NEA Files: Lot 55–D36

Statement by the United States and the United Kingdom Groups

top secret

The Problem

Iraq as a Factor in the Maintenance of Stability in the Middle East.


1. The British group observed that, as the ability of Great Britain to contribute effectively to the maintenance of the security of the Middle East depended to a large extent upon the holding of bases in that area, Iraq was regarded as possibly the key Middle Eastern country at the present time. Rightly or wrongly, the British felt that more confidence could be placed in Iraq than in any other country of the area. The Regent and other responsible officials were well disposed and the Iraqi Army appeared well satisfied with recent British efforts to meet its requests for the supply of military equipment.

The American group also stressed the importance of the maintenance of British bases in Iraq, but suggested that continued attention should also be given to the possibility of building up Kuwait as an alternate base in case developments should make it appear that effective use could not be made of the Iraqi bases.

2. In view of Iraqi pressure for the revision of the Anglo-Iraqi Treaty the British Government was prepared to enter into negotiations at the present time. If negotiations were postponed until 1952, when either party could ask for revision, the atmosphere might prove to be less favorable. The British Government were considering the idea that a new treaty might provide for the sharing of the bases at Habbaniya and Shaiba together with the grant of the necessary rights in time of emergency. It was hoped that it might prove possible to conclude these negotiations by December 1 when the Iraqi Parliament was to meet. In the meantime this subject was being treated as top secret.

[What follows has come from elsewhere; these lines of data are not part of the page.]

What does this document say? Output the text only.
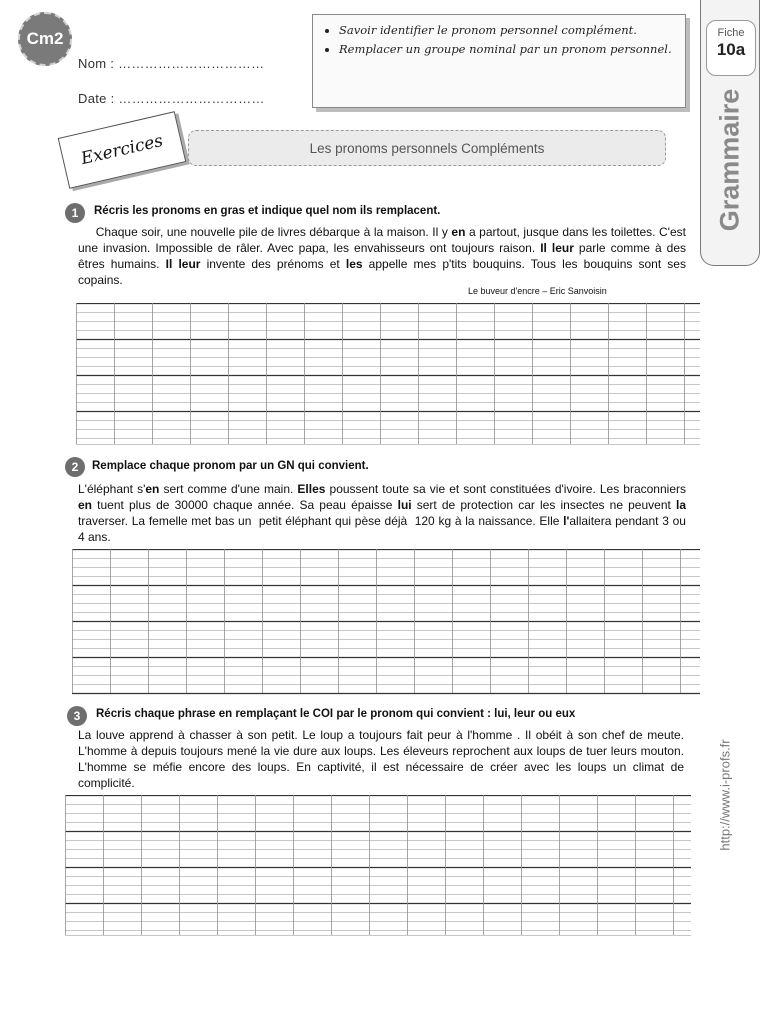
Cm2
Nom : ……………………………
Date : ……………………………
• Savoir identifier le pronom personnel complément.
• Remplacer un groupe nominal par un pronom personnel.
Fiche
10a
Grammaire
Exercices	Les pronoms personnels Compléments
1	Récris les pronoms en gras et indique quel nom ils remplacent.
Chaque soir, une nouvelle pile de livres débarque à la maison. Il y en a partout, jusque dans les toilettes. C'est une invasion. Impossible de râler. Avec papa, les envahisseurs ont toujours raison. Il leur parle comme à des êtres humains. Il leur invente des prénoms et les appelle mes p'tits bouquins. Tous les bouquins sont ses copains.
Le buveur d'encre – Eric Sanvoisin
2	Remplace chaque pronom par un GN qui convient.
L'éléphant s'en sert comme d'une main. Elles poussent toute sa vie et sont constituées d'ivoire. Les braconniers en tuent plus de 30000 chaque année. Sa peau épaisse lui sert de protection car les insectes ne peuvent la traverser. La femelle met bas un  petit éléphant qui pèse déjà  120 kg à la naissance. Elle l'allaitera pendant 3 ou 4 ans.
3	Récris chaque phrase en remplaçant le COI par le pronom qui convient : lui, leur ou eux
La louve apprend à chasser à son petit. Le loup a toujours fait peur à l'homme . Il obéit à son chef de meute. L'homme à depuis toujours mené la vie dure aux loups. Les éleveurs reprochent aux loups de tuer leurs mouton. L'homme se méfie encore des loups. En captivité, il est nécessaire de créer avec les loups un climat de complicité.	http://www.i-profs.fr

The American group expressed the hope that British negotiations for a satisfactory revised Treaty would be successful but indicated [Page 595] concern lest the responsible Iraqi negotiators might at the last minute find internal political pressures against granting bases to foreigners so strong that they would not dare to give the facilities required.

3. The British Government also had in view schemes for economic development in Iraq which might greatly increase the supply of food and might double the population within a measurable number of years.

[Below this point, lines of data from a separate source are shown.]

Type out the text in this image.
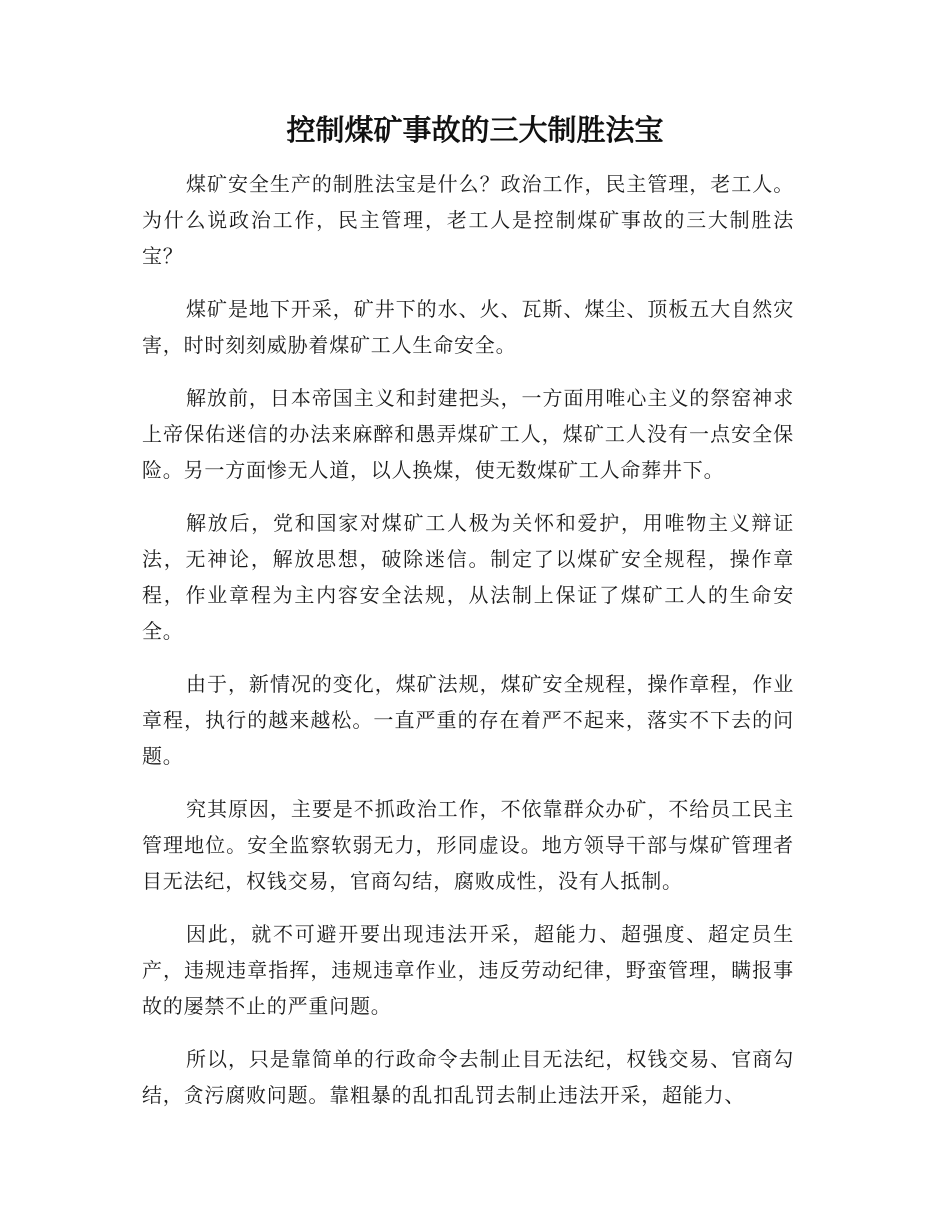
控制煤矿事故的三大制胜法宝

煤矿安全生产的制胜法宝是什么？政治工作，民主管理，老工人。为什么说政治工作，民主管理，老工人是控制煤矿事故的三大制胜法宝？

煤矿是地下开采，矿井下的水、火、瓦斯、煤尘、顶板五大自然灾害，时时刻刻威胁着煤矿工人生命安全。

解放前，日本帝国主义和封建把头，一方面用唯心主义的祭窑神求上帝保佑迷信的办法来麻醉和愚弄煤矿工人，煤矿工人没有一点安全保险。另一方面惨无人道，以人换煤，使无数煤矿工人命葬井下。

解放后，党和国家对煤矿工人极为关怀和爱护，用唯物主义辩证法，无神论，解放思想，破除迷信。制定了以煤矿安全规程，操作章程，作业章程为主内容安全法规，从法制上保证了煤矿工人的生命安全。

由于，新情况的变化，煤矿法规，煤矿安全规程，操作章程，作业章程，执行的越来越松。一直严重的存在着严不起来，落实不下去的问题。

究其原因，主要是不抓政治工作，不依靠群众办矿，不给员工民主管理地位。安全监察软弱无力，形同虚设。地方领导干部与煤矿管理者目无法纪，权钱交易，官商勾结，腐败成性，没有人抵制。

因此，就不可避开要出现违法开采，超能力、超强度、超定员生产，违规违章指挥，违规违章作业，违反劳动纪律，野蛮管理，瞒报事故的屡禁不止的严重问题。

所以，只是靠简单的行政命令去制止目无法纪，权钱交易、官商勾结，贪污腐败问题。靠粗暴的乱扣乱罚去制止违法开采，超能力、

Definite plans were under discussion. The British Government was making available to the Iraqi Government the services of a considerable number of British advisers and hoped that it would be possible to provide much of the equipment and material from British sources against Iraqi sterling balances. The British Government’s view was that the Iraqi idea of carrying out these projects through an Iraqi Development Board was preferable to a scheme for development under foreign auspices. The British group thought that it would be desirable to have American advisers associated with British advisers in the execution of their plans. The question might be discussed more fully in the economic talks.

The American group stated that the American Government had also been approached informally by the Iraqis regarding the development plans in question and that it was generally sympathetic.

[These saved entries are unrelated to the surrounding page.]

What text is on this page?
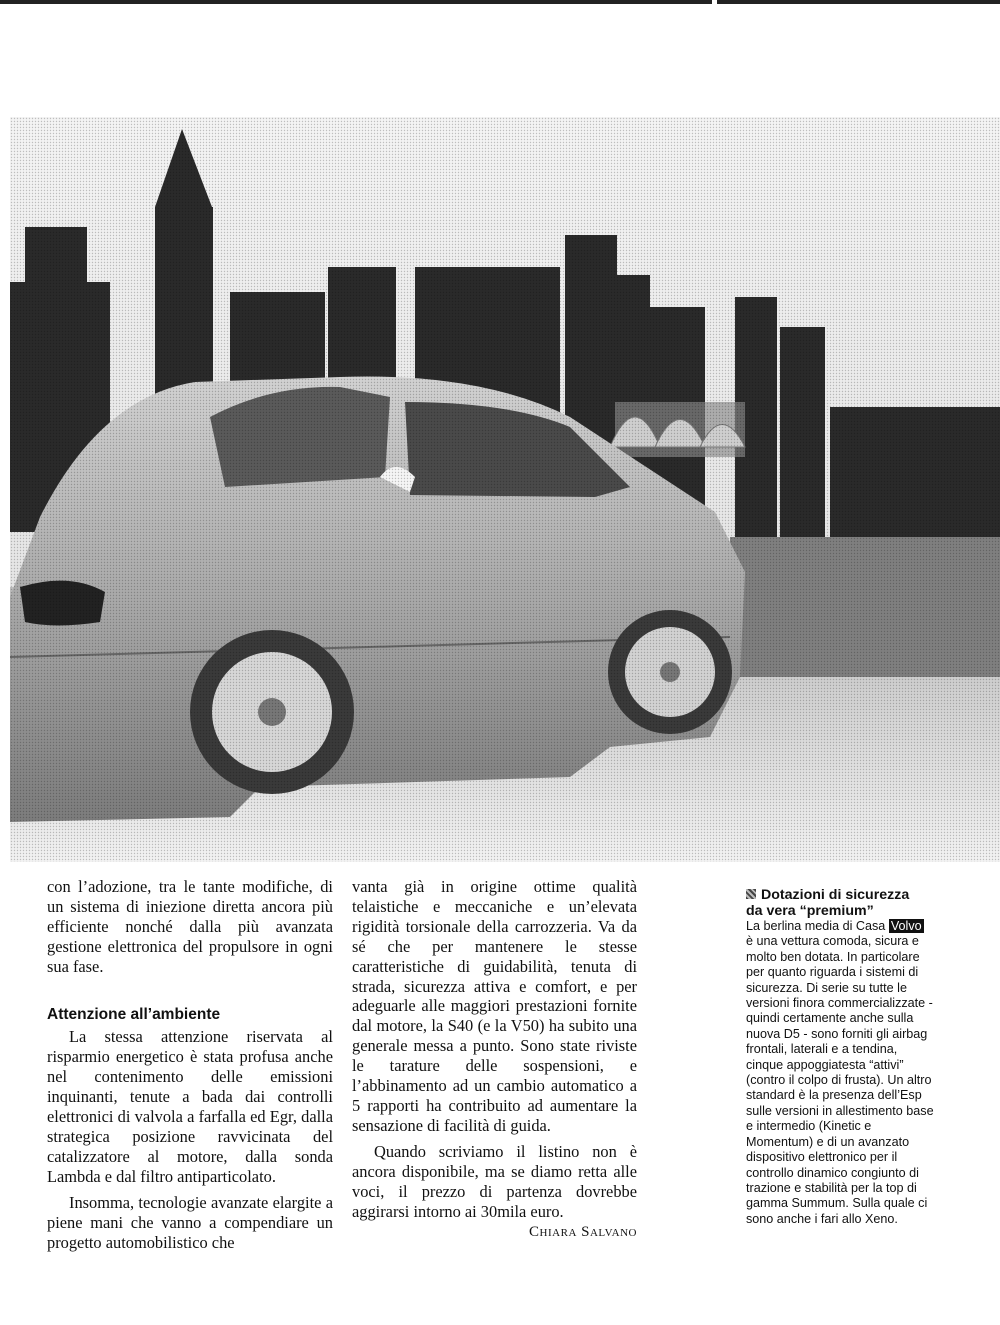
con l’adozione, tra le tante modifiche, di un sistema di iniezione diretta ancora più efficiente nonché dalla più avanzata gestione elettronica del propulsore in ogni sua fase.

Attenzione all’ambiente

La stessa attenzione riservata al risparmio energetico è stata profusa anche nel contenimento delle emissioni inquinanti, tenute a bada dai controlli elettronici di valvola a farfalla ed Egr, dalla strategica posizione ravvicinata del catalizzatore al motore, dalla sonda Lambda e dal filtro antiparticolato.

Insomma, tecnologie avanzate elargite a piene mani che vanno a compendiare un progetto automobilistico che

vanta già in origine ottime qualità telaistiche e meccaniche e un’elevata rigidità torsionale della carrozzeria. Va da sé che per mantenere le stesse caratteristiche di guidabilità, tenuta di strada, sicurezza attiva e comfort, e per adeguarle alle maggiori prestazioni fornite dal motore, la S40 (e la V50) ha subito una generale messa a punto. Sono state riviste le tarature delle sospensioni, e l’abbinamento ad un cambio automatico a 5 rapporti ha contribuito ad aumentare la sensazione di facilità di guida.

Quando scriviamo il listino non è ancora disponibile, ma se diamo retta alle voci, il prezzo di partenza dovrebbe aggirarsi intorno ai 30mila euro.

Chiara Salvano
Dotazioni di sicurezza
da vera “premium”
La berlina media di Casa Volvo è una vettura comoda, sicura e molto ben dotata. In particolare per quanto riguarda i sistemi di sicurezza. Di serie su tutte le versioni finora commercializzate - quindi certamente anche sulla nuova D5 - sono forniti gli airbag frontali, laterali e a tendina, cinque appoggiatesta “attivi” (contro il colpo di frusta). Un altro standard è la presenza dell’Esp sulle versioni in allestimento base e intermedio (Kinetic e Momentum) e di un avanzato dispositivo elettronico per il controllo dinamico congiunto di trazione e stabilità per la top di gamma Summum. Sulla quale ci sono anche i fari allo Xeno.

The American group also pointed out that the Iraqi Government had also applied to the World Bank for loans with which to finance the development of the Tigris and Euphrates valley and had informally indicated that it would like technical advisers appointed by the Bank to cooperate with British and American technical advisers in working out and putting into effect plans for the development. The American Government had no firm ideas regarding the form which the development should take. The American group thought that American advisers might usefully be associated in such a plan as might be decided upon and that close consultation should be maintained between the Bank and the British and American Governments.


The British Government intends to proceed with negotiations for the revision of the Anglo-Iraqi Treaty and the American Government would be prepared to render any assistance which might be practicable.
Both the British and American Governments considered that the economic development of Iraq, particularly of the Tigris and Euphrates Valleys, if carried on in a rational and well-planned manner would not only strengthen the security and the economic stability of [Page 596] the Middle East, but might also eventually contribute to the solution of the world food problem.
It was the opinion of both groups that matters relating to the role to be played in the economic development of Iraq by Great Britain, the United States, and the Bank, in particular problems involving furnishing of technical advisers, engineers, and so forth, and to the sources of supplies and equipment should be discussed in further conversations among representatives of the three interested Governments and that close contact should be maintained with officials of the Bank. It was the opinion of the American group that among the numerous factors to be considered in making decisions with regard to these matters should be availability of competent technicians and supplies and materials, the desires of the Iraqi Government, the existence of Iraqi sterling balances, and the initiative shown thus far by the British and Iraqi Governments.

With regard to these matters and other questions relating to the economic development of Iraq there should be close cooperation and frequent frank discussions between the two Governments.

The successful outcome of such development plans as may be decided upon will be so important for the future prosperity and security of the Middle East that these plans should be approached by Britain and the United States in a broad constructive spirit rather than a spirit of rivalry and competition on either side.